The start condition can be triggered multiple times, flipping the "switch" back on, doing your do_something and testing for the end condition again. This may be fine if your condition is specific enough, or if you want that behavior, but it's something to be aware of.
The end condition can be called at the same time the start condition is called giving you true for just one line.
Here's an alternative:
started = false
file.each_line do |line|
started = true if line =~ /first_line_condition/
next unless started
do_something()
break if line =~ /last_line_condition/
end
That code reads each line of the file until the start condition is reached. Then it does whatever processing you like starting with that line until you reach a line that matches your end condition, at which point it breaks out of the loop, reading no more lines from the file.

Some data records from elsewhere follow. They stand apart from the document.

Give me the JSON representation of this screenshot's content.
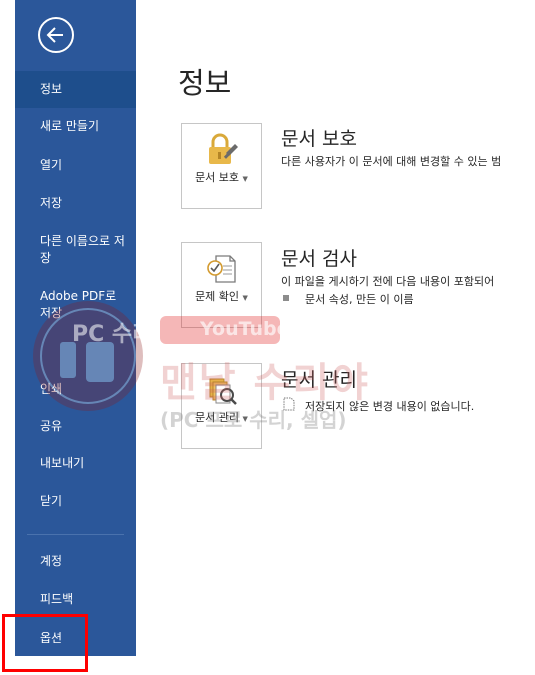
{
  "sidebar": {
    "items": [
      {
        "label": "정보",
        "selected": true
      },
      {
        "label": "새로 만들기"
      },
      {
        "label": "열기"
      },
      {
        "label": "저장"
      },
      {
        "label": "다른 이름으로 저장"
      },
      {
        "label": "Adobe PDF로 저장"
      },
      {
        "label": "인쇄"
      },
      {
        "label": "공유"
      },
      {
        "label": "내보내기"
      },
      {
        "label": "닫기"
      },
      {
        "label": "계정"
      },
      {
        "label": "피드백"
      },
      {
        "label": "옵션"
      }
    ],
    "back_icon": "arrow-left-icon",
    "colors": {
      "background": "#2b579a",
      "selected": "#1e4e8c"
    }
  },
  "main": {
    "title": "정보",
    "sections": [
      {
        "button_label": "문서 보호",
        "icon": "lock-icon",
        "title": "문서 보호",
        "description": "다른 사용자가 이 문서에 대해 변경할 수 있는 범"
      },
      {
        "button_label": "문제 확인",
        "icon": "inspect-document-icon",
        "title": "문서 검사",
        "description": "이 파일을 게시하기 전에 다음 내용이 포함되어",
        "bullets": [
          "문서 속성, 만든 이 이름"
        ]
      },
      {
        "button_label": "문서 관리",
        "icon": "manage-document-icon",
        "title": "문서 관리",
        "description": "저장되지 않은 변경 내용이 없습니다."
      }
    ]
  },
  "watermark": {
    "badge": "PC 수리인",
    "youtube": "YouTube",
    "name": "맨날 수리야",
    "subtitle": "(PC 프로 수리, 셀업)"
  },
  "highlight": {
    "color": "#ff0000",
    "target": "옵션"
  }
}
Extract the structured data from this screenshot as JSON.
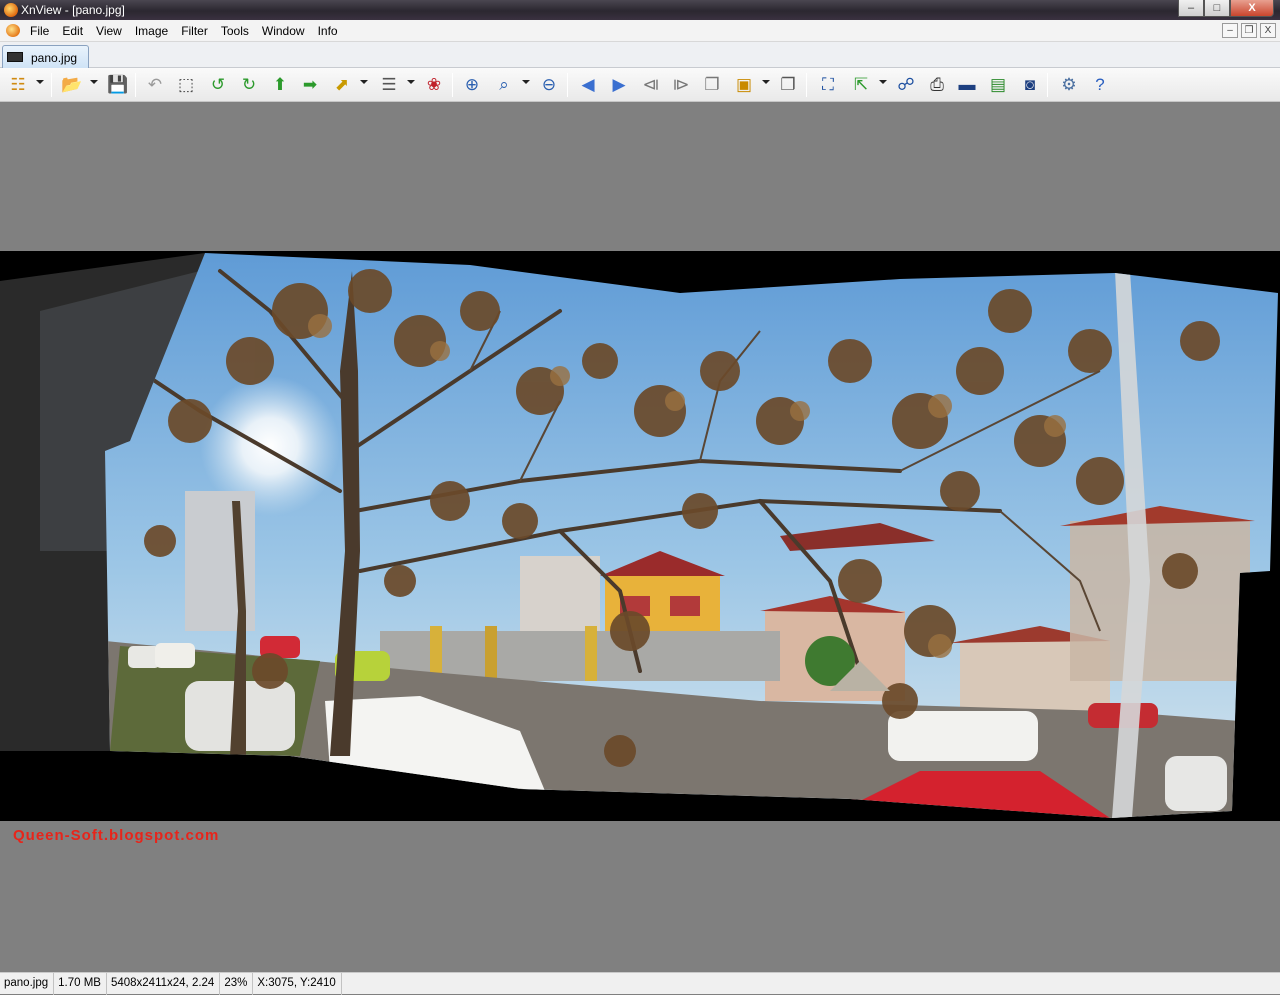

This solution is the closest to your needs. It almost looks like Perl, but this valid Ruby (although the flip-flop operator is kind of discouraged).
The file is read line by line, it is not fully loaded in memory.
File.open("my_file.txt", "r").each_line do |line|
if (line =~ /first_line/) .. (line =~ /end_line_I_care_about/)
do_something
end
end
The parentheses are optional, but they improve readability.